There is good sense in meeting with as many players as you can as a team with two first-round picks, which the Cowboys have at No. 12 and 20. But Dallas is stacked at receiver, with CeeDee Lamb, Pickens and emerging youngster Ryan Flournoy. The meeting with Cooper, then, is a curious one.
George Pickens Situation Remains Unsettled
There has been speculation, and the Cowboys have denied it, that the team could look to trade Pickens if they can’t come to an agreement on a long-term deal. It is one of the possible outcomes of a franchise-tag situation, though it is rare–a tag-and-trade would allow the Cowboys to get back top-shelf draft compensation and let the headache of working out a new contract for Pickens fall to someone else.
But after a season in which Pickens had a breakout performance, with 1,429 yards–third in the NFL–on 93 catches, Dallas has been talking up the possibility of a Pickens-Lamb redux this year, with a revamped defense on the other side to give the Cowboys a chance to truly contend.

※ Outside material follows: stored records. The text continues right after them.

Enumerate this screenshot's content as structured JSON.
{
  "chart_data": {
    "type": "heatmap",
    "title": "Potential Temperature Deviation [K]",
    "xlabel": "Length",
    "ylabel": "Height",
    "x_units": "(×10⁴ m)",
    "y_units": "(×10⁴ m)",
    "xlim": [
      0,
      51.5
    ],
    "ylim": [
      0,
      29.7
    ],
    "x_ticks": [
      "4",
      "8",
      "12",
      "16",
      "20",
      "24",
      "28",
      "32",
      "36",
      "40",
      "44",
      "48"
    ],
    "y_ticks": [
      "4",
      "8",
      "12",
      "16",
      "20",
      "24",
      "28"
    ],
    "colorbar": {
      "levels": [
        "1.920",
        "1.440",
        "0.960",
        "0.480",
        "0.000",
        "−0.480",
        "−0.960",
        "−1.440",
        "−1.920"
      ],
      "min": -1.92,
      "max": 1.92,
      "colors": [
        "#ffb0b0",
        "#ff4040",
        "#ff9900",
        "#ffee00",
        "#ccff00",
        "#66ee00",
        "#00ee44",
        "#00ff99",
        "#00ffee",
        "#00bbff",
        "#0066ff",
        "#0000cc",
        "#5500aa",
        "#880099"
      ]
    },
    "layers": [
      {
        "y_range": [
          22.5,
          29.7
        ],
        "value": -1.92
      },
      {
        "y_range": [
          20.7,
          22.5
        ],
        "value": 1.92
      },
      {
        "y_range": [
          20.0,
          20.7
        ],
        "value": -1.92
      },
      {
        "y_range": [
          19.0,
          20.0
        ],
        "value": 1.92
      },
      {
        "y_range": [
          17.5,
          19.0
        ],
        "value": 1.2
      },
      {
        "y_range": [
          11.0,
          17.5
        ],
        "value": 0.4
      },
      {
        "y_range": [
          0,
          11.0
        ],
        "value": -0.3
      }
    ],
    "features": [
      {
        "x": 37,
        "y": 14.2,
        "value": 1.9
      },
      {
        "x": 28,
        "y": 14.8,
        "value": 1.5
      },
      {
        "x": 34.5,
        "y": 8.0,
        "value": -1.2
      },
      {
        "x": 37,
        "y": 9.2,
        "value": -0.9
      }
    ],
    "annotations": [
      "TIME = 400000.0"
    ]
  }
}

Still, Pickens feels he should be paid among the top receivers in the NFL, which means more than $30 million per year over a long-term deal. The current tag deal is one year, $28 million. If the Cowboys don’t budge on that, Pickens likely will be a holdout and add unwanted drama to the Dallas offseason.
George Pickens #3 of the Dallas Cowboys
GettyGeorge Pickens #3 of the Dallas Cowboys
Omar Cooper Only Makes Cowboys Sense If Pickens Leaves
Maybe meeting with Cooper, who had 69 catches and 937 yards, with 13 touchdowns for the CFB champion Hoosiers, is just a team using up its 30 visits and wanting to have a look at one of the risers on the board. But maybe there is more to it–maybe the Cowboys are not so sure they will have Pickens with the team in 2026 after all, and that they will need to be prepared to draft a potential WR2 this year.
Again, the Cowboys have picks No. 12 and 20, but do not have a second-round pick after having sent it out to the Jets in the Quinnen Williams trade. It’s possible they could trade down and be in position to pick Cooper–projected to be a late first-rounder–as a hedge against needing to trade Pickens.
But Dallas has so many needs on defense–linebacker, cornerback–that, unless Pickens is, in fact, traded, picking Cooper would seem highly unlikely.